Vaya —pensé—, ya estamos en las mismas de siempre.
—Pero es un tema muy importante. Me parece que haces una labor muy necesaria.
Me atreví a responderle:
—¡No hago esa labor! Ese es el motivo de mi encuentro contigo: pretendo hacerla pero no encuentro la manera de llevarla a cabo.
—Bueno, por eso no te preocupes —aseguró—. Ya he pensado cómo puedes hacerlo. Xavi me contó tus dificultades, y lo que he hecho es hablar con una fiscal amiga que sabe y se ocupa de los juicios de maltrato.
¡Por fin! —pensé, algo aliviada—. Ahora sí creo que he acertado. Y le dije que me parecía una gran noticia.
—Sí, sí, ella me ha dicho que te pongas en contacto. Se llama Nieves Bran y acepta ayudarte.
—Y ¿cómo crees que puedo contactar con ella?
—Ve a los juzgados y allí la encontrarás, está casi todos los días.
—Gracias, Cristina, en cuanto tenga resultados te los haré llegar —le dije al despedirme.
Al día siguiente, jueves 11 de mayo, fui a los juzgados de Barcelona que estaban junto al Arco del Triunfo. Observé la cantidad de salas de juicio que había, al menos cinco en cada uno de los seis pisos del edificio. Pregunté a varias secretarias y secretarios por la fiscal, pero no tuve suerte, aquel día no trabajaba en ninguno de ellos.

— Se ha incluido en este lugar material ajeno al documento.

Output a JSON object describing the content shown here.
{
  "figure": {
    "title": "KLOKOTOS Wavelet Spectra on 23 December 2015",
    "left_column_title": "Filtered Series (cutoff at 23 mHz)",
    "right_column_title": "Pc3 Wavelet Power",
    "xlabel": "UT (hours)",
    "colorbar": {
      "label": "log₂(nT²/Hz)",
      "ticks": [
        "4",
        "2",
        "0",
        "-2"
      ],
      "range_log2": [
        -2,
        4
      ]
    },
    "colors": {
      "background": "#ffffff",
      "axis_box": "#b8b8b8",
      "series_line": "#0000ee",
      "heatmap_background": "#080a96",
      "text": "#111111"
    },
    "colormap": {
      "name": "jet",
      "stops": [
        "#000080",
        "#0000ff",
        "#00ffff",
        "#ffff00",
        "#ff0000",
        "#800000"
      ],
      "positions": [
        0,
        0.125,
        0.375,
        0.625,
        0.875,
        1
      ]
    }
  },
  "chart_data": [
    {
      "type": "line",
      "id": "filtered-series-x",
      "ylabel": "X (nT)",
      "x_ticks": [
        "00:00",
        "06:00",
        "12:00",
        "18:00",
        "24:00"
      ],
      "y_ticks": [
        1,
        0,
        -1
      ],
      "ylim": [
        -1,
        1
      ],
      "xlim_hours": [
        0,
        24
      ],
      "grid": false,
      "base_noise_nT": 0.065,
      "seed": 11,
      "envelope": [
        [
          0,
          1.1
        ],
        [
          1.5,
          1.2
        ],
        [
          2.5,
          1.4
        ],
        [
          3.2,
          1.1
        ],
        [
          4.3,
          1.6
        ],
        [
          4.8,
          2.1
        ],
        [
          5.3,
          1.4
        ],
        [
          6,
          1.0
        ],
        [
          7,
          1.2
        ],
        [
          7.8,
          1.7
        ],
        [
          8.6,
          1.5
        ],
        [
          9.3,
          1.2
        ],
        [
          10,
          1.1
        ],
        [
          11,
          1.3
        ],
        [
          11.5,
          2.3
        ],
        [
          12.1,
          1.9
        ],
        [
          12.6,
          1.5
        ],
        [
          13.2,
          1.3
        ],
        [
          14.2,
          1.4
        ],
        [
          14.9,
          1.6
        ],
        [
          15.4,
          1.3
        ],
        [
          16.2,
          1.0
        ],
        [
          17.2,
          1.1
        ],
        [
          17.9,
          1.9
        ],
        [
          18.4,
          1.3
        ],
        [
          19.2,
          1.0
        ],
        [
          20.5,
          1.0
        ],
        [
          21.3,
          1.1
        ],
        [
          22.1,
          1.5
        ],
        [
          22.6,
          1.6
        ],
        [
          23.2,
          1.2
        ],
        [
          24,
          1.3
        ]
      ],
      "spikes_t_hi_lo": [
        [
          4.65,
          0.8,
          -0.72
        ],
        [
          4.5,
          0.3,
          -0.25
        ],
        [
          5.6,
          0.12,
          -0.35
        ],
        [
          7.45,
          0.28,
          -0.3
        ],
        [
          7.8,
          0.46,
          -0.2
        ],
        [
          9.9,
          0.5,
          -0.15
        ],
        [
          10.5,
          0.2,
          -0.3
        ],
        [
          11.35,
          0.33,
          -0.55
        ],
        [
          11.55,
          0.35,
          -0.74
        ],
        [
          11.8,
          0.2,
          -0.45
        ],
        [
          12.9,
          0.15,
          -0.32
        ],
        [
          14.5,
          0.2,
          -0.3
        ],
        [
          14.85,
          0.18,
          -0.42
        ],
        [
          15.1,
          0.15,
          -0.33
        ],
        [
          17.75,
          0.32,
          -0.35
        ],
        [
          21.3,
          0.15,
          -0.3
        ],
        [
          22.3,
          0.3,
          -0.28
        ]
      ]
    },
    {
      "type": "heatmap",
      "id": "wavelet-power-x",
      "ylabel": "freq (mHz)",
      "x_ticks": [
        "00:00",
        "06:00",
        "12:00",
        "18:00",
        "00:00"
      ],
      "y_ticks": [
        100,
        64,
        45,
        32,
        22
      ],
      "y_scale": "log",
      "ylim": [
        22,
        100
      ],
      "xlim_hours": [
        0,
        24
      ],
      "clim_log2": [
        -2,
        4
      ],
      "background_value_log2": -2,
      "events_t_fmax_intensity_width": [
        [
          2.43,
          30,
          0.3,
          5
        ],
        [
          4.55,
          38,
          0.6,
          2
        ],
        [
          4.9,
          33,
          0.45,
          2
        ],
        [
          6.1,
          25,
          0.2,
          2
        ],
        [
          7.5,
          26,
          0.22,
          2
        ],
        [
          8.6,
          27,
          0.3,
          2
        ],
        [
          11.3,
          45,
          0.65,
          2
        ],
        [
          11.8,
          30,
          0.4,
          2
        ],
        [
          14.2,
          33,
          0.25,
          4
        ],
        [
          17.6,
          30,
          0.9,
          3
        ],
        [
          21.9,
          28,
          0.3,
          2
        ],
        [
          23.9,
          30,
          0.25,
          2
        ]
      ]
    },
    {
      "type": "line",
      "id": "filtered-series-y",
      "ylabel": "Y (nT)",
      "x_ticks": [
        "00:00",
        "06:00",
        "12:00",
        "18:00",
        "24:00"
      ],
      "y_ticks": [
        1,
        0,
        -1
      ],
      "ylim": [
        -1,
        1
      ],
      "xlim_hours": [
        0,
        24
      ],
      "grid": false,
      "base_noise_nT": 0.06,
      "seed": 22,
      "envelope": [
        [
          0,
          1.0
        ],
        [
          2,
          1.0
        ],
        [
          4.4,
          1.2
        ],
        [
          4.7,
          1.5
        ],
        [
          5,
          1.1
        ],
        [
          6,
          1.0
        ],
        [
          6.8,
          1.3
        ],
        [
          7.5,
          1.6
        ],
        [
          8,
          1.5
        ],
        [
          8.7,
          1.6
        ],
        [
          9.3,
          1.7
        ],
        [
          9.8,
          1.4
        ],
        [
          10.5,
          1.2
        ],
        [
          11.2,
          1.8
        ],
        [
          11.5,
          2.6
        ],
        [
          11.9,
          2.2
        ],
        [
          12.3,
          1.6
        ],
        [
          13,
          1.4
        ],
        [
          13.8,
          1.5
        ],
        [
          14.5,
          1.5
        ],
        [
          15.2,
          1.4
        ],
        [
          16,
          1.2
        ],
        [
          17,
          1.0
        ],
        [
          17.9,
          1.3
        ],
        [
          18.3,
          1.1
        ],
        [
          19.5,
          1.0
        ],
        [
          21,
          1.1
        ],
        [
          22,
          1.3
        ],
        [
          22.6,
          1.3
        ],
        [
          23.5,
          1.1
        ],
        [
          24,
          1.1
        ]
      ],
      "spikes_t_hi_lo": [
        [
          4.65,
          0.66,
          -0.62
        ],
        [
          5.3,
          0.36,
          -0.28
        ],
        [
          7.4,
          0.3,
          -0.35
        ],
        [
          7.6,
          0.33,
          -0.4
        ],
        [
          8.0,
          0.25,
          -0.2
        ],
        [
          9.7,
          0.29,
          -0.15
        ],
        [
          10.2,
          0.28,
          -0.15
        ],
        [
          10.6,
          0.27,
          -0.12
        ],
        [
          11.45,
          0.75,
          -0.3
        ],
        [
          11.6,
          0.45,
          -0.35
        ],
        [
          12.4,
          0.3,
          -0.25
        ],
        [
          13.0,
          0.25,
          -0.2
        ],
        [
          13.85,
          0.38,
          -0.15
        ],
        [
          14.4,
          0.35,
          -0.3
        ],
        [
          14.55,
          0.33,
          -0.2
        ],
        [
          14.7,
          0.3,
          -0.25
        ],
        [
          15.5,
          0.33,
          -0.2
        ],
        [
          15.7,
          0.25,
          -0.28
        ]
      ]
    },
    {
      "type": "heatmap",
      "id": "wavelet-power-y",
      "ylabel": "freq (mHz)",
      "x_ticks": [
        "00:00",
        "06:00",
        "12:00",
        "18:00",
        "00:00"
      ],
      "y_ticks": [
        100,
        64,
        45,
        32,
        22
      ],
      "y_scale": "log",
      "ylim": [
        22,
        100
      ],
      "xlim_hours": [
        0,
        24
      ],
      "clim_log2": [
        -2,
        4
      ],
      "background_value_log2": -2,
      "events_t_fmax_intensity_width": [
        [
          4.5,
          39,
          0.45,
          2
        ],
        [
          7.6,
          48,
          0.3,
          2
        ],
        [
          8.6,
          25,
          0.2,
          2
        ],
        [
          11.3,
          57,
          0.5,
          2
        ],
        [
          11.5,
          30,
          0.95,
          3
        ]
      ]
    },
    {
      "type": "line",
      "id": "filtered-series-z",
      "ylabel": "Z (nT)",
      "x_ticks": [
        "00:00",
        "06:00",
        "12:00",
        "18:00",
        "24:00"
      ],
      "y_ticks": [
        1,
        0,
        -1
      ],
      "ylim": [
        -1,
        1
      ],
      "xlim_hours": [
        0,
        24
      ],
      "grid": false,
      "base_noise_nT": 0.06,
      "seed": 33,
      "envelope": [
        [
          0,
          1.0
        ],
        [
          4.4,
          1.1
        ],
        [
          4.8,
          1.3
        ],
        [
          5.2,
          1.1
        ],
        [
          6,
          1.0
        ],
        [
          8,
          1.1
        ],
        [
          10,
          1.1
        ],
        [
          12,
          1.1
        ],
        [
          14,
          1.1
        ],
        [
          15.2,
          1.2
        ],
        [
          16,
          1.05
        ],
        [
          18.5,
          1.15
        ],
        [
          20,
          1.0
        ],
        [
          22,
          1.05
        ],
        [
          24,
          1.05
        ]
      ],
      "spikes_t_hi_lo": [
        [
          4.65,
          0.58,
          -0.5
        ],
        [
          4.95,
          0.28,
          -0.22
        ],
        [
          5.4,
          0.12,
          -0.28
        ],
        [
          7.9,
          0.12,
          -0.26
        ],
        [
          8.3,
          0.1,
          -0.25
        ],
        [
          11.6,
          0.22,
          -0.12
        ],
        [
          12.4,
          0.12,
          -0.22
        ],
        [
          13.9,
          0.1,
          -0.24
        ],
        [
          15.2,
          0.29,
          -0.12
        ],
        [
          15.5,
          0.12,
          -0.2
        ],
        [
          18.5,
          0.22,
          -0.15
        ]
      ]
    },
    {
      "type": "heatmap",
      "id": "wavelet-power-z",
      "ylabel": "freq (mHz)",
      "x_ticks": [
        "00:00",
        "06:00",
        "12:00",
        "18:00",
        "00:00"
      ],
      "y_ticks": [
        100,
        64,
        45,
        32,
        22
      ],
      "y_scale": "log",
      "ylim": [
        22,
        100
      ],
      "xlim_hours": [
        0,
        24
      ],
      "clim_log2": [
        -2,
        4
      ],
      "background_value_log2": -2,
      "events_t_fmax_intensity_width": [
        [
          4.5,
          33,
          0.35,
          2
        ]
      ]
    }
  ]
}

Por la noche llamé de nuevo a Cristina y le pedí el teléfono de la fiscal Bran. Cuando conseguí hablar con ella acordamos una cita para el día siguiente en la sala número cuatro del piso cuarto. Tenía varios juicios y me pidió que llegara un poco antes para poder enseñarme los expedientes. En ese momento no me atreví a decirle que iría acompañada de Vanesa, temí parecerle abusona. Y es que, en principio, a las salas de los juicios pueden asistir las personas que lo deseen aunque normalmente apenas acude algún familiar. Aun siendo así, una de las secretarias de un juzgado me había prohibido la entrada diciéndome: «No puede entrar en la sala. Su presencia la debe autorizar la jueza o el juez».
Al ver que a pesar de las dificultades estaba consiguiendo el objetivo que me había propuesto, borré de mi mente las circunstancias pasadas, las que casi me habían obligado a abandonar aquel proyecto tan solo unos días atrás. Solo es cuestión de acertar con la fórmula adecuada, me dije, y creo que ya la tengo.
Aquel día me dormí así, evitando discurrir nuevas objeciones.